Bush, Jenna. (2007). Ana’s Story: A Journey of Hope. Programs And Genres.

Based on her work with UNICEF in Latin America and the Caribbean, Jenna Bush has written a powerful and personal nonfiction account of a girl who fights against all odds to survive. Infected with HIV/AIDS at birth, Ana loses both parents to the disease. After suffering abuse at relatives’ homes, she finds a caring center for those living with HIV/AIDS, where she falls in love and eventually gets pregnant. Her child is born without the virus, and at the story’s close, Ana has found a peaceful home where she can plan a new life for herself and her baby.

Ellis, Deborah. (2004). The Heaven Shop. Fitzhenry & Whiteside.

A 13-year year-old Binti lives in a city in Malawi, attends a private church school, and stars in a weekly radio show. After her parents die from AIDS, she and her siblings are taken in by cruel relatives. The young people go through extreme hardship until they finally reunite with their grandmother in a poor rural community.

Ellis, Deborah. (2005). Our Stories, Our Songs: African Children Talk about AIDS.    Fitzhenry & Whiteside.

In the summer of 2003, Deborah Ellis, the award-winning children’s author, traveled to Malawi and Zambia and met with children and teens. The book presents the personal stories of young people whose lives have been touched by HIV/AIDS.

Mhlophe, Gcina. (2006). Ithemba Means Hope. Cape Town: Shuter & Shooter.

The book tells a story about two friends whose lives were affected by HIV/IADS.  Themba becomes more hopeful for his own parents with HIV when he commits to help his neighbour and best friend remember to take her ARVs regularly.

Michael, Jan. (2009). City Boy. Clarion Books.

Set in contemporary Malawi, the story tells about an orphaned boy’s transition from city life to village life. After his mother passes away from “The Disease,” Sam Sangala is sent to stay with relatives in a remote village. Grief, loneliness, and the absence of everything familiar make for a rocky transition to a traditional culture where possessions count for little and everyone is expected to do his or her share.

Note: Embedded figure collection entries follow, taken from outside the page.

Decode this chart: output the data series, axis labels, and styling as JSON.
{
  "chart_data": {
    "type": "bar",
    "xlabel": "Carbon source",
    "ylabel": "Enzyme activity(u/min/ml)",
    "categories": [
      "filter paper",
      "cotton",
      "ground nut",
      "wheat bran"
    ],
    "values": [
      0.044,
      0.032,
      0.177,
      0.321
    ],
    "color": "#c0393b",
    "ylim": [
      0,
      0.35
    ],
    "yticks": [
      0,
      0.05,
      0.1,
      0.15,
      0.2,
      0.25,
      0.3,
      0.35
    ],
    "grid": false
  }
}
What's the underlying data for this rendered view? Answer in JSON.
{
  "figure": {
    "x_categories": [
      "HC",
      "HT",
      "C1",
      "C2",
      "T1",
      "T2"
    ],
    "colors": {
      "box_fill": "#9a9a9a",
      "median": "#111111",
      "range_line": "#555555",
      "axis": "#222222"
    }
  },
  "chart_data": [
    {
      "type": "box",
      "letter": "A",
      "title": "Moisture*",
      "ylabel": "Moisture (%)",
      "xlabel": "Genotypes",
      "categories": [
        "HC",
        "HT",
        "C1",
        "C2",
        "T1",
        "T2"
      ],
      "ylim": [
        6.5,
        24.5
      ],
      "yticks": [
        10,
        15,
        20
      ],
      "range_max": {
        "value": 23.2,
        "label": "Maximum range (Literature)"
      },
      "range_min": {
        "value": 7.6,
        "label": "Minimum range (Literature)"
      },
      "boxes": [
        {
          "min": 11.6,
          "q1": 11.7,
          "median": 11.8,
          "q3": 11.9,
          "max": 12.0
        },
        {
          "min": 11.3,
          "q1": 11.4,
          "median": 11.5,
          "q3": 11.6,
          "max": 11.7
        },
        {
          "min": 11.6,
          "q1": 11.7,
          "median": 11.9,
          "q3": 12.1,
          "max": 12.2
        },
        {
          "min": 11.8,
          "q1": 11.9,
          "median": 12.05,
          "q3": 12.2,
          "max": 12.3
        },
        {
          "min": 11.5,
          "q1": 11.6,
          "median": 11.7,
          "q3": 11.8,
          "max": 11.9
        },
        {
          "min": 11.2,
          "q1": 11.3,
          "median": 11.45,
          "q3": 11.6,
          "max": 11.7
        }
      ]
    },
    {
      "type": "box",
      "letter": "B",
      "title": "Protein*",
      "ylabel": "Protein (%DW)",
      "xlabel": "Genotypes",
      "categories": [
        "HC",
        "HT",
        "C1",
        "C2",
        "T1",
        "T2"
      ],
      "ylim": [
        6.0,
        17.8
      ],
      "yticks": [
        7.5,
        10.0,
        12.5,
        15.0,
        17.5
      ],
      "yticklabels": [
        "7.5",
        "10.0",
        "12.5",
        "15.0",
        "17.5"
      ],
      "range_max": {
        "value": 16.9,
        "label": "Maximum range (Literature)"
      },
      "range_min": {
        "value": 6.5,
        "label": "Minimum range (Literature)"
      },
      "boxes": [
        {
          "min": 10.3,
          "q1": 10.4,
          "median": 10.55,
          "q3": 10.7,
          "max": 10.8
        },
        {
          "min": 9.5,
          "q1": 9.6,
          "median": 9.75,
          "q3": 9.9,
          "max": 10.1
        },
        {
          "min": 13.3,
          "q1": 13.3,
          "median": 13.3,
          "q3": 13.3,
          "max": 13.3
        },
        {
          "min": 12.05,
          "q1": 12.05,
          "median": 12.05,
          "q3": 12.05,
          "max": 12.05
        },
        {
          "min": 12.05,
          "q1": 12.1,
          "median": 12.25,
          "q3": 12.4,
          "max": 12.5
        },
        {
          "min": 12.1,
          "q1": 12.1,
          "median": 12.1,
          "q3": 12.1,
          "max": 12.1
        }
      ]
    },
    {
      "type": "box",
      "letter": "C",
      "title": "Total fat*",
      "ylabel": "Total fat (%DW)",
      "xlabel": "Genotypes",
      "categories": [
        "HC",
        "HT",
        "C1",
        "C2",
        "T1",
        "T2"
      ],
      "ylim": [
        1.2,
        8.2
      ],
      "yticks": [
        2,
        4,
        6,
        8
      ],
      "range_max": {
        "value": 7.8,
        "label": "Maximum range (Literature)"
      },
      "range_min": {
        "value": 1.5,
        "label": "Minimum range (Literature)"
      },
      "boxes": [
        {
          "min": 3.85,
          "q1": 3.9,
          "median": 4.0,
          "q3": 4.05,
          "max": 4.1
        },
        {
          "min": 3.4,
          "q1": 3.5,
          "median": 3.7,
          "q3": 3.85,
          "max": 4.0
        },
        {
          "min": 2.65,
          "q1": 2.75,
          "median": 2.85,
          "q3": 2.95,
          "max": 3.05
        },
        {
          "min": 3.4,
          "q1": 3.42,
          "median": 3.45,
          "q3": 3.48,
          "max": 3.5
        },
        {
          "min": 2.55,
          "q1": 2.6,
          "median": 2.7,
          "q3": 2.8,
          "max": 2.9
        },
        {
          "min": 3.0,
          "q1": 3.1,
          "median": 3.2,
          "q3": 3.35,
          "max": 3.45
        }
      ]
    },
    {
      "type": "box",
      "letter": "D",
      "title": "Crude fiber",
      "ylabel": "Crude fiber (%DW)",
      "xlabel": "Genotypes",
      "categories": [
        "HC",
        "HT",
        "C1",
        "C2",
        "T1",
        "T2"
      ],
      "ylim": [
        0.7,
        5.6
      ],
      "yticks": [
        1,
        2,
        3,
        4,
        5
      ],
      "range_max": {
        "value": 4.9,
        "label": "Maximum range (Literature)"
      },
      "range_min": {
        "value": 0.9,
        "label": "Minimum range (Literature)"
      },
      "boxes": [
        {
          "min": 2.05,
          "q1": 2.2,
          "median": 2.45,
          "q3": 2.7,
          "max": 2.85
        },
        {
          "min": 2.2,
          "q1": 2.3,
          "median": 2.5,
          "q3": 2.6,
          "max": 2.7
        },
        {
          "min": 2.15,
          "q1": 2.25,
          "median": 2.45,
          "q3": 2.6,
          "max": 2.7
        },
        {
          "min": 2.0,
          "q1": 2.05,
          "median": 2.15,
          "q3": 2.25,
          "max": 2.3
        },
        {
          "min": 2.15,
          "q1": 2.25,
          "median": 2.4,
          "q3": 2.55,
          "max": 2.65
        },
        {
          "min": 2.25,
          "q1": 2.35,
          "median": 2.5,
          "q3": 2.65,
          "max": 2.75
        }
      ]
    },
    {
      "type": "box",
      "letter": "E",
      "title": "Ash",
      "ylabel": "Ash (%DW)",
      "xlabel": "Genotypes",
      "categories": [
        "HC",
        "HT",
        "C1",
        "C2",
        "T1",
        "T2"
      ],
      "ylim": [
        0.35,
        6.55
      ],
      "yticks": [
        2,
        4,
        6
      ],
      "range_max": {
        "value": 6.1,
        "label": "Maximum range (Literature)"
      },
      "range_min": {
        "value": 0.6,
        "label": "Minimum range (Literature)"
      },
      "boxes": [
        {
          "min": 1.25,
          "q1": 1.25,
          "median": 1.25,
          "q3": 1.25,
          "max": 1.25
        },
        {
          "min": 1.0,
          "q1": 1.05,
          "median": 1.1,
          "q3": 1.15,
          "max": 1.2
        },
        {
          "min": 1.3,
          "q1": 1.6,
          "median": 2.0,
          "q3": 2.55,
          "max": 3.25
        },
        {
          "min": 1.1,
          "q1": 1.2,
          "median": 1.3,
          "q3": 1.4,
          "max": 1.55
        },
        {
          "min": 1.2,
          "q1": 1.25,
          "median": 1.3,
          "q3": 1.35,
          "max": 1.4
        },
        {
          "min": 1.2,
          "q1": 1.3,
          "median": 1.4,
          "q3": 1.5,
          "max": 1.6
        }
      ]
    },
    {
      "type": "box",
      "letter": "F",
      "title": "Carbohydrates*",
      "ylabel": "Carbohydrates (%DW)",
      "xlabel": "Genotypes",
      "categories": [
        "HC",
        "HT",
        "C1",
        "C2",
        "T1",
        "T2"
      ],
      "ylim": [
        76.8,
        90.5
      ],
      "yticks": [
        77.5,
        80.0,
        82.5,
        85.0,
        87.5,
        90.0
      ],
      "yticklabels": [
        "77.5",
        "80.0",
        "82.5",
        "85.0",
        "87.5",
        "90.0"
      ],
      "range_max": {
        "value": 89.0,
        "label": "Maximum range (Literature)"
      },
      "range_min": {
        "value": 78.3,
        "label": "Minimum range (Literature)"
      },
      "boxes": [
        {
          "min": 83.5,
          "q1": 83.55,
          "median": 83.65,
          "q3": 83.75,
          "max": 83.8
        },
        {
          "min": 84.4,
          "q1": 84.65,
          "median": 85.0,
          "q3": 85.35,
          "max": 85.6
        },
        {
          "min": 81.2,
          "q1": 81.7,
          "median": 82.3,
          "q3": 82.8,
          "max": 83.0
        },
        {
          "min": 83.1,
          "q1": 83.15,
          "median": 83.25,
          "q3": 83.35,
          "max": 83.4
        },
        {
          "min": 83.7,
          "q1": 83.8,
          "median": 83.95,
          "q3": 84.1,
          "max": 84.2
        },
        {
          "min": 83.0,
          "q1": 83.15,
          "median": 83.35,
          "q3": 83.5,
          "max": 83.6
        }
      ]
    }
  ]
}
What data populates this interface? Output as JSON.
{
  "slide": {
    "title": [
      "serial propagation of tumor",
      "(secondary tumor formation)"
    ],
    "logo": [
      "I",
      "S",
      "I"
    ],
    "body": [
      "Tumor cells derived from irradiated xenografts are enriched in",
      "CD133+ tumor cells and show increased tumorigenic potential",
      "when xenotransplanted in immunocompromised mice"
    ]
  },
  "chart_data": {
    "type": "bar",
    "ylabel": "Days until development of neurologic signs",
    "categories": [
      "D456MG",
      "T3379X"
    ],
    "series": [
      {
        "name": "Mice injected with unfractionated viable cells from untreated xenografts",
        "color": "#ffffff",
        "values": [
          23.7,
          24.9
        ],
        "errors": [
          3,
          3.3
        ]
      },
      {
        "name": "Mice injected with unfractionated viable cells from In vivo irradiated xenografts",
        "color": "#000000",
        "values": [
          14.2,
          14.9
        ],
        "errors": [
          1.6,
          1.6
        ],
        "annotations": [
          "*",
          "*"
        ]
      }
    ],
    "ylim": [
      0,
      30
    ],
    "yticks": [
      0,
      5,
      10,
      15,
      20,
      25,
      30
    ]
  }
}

Stratton, Allan. (2004). Chanda’s Secrets. Annick Press.

Set in modern Africa, this is a story of Chanda, a sixteen year old girl who confronts the realities of HIV/AIDS as well as the corrosive nature of secrets. Although Chanda lives in a world in which illness and death have become commonplace, it is not one in which AIDS can be mentioned. Stratton, who has lived and worked in southern Africa, creates an authentic sense of the poor urban community fighting AIDS.